Immigrants and emergency primary health care
The percentage of immigrants who had one or more consultations with the emergency primary health care services in 2012 was slightly lower than for the rest of the population, 15 and 17 per cent respectively. Norwegian-born to immigrant parents uses emergency medical services more than the other groups (see Figure 3). This group is young and, as mentioned above, young people use the emergency primary health care services more than other groups.
As for GP consultations, there is a large difference in use of emergency services between immigrants from different countries and regions. When we classify immigrants into five regions of origin , there is a low percentage (11-12 per cent) of immigrants from the EU/EEA outside of the Nordic region and North America, Australia and New Zealand using emergency services and a higher percentage (16-17 per cent) of immigrants from non-EU/EEA countries in Europe and Asia, Africa and Latin America using the services.
Use of emergency services varies between immigrant groups
The pattern of use seen in some of the largest immigrant groups in Norway (Figure 5) largely confirms the pattern that emerged when comparing larger regions. The highest percentage of immigrants that used the emergency primary health care service was from Iran, Turkey and Pakistan (22-20 per cent). The percentage of users of emergency services from Vietnam and Germany, were significantly lower (11 per cent).
1 The figure was corrected, 23 January 2014.
Local authorities are required to have emergency primary health care services, which entails a 24-hour emergency telephone and a doctor/GP on duty to provide immediate medical assistance to anyone visiting or staying in the municipality (cf. Act relating to the municipal health services of 1984). For further details, see About the statistics.
The data source is the KUHR database, which is an administrative register for control and payment of reimbursements to health service providers.
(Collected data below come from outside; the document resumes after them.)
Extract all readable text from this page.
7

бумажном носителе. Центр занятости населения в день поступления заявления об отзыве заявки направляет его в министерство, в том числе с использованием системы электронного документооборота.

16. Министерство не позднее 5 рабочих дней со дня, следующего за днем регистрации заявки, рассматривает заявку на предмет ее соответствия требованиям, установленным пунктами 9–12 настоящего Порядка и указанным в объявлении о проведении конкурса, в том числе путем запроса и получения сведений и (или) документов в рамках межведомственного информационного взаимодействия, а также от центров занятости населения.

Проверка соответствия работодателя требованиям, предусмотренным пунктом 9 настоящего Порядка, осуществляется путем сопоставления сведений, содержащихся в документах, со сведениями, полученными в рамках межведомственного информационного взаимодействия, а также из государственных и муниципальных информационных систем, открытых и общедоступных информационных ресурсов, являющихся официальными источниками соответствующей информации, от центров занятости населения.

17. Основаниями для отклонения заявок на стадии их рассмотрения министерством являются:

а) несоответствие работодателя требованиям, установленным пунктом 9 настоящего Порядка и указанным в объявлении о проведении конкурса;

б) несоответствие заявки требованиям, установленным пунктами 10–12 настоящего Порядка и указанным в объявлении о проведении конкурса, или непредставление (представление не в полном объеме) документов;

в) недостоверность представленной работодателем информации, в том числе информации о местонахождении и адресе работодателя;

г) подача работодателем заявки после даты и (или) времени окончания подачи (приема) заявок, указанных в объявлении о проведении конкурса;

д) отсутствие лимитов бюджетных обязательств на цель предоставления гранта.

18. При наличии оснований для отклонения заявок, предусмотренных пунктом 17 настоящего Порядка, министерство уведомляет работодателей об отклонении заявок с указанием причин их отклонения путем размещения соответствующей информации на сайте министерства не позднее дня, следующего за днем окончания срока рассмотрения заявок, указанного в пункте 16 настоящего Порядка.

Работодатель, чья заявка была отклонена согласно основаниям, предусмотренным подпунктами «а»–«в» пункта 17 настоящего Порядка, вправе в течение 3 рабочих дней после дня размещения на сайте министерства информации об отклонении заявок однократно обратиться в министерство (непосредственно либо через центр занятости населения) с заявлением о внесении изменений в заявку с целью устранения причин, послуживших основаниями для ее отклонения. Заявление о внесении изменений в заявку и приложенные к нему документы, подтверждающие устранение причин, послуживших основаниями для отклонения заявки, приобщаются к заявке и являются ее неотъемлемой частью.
The following codes are extracted from the KUHR register:
• 2ad – Consultation with a doctor, day rate
• 2ak – Consultation with a doctor, evening rate
• 2fk – Consultation and emergency response to medical practice during out-of-hours services (new in 2012)
• 2nk – Emergency response from own home to medical practice for doctors on call at night (new in 2012)
To produce this staistics the KUHR register is merged with population registers on education and immigration background. These registers are merged based on national identity number. 11 per cent of the consultations are lacking national identity number. However, we have information on age and sex for this group, but no information on education and immigration background.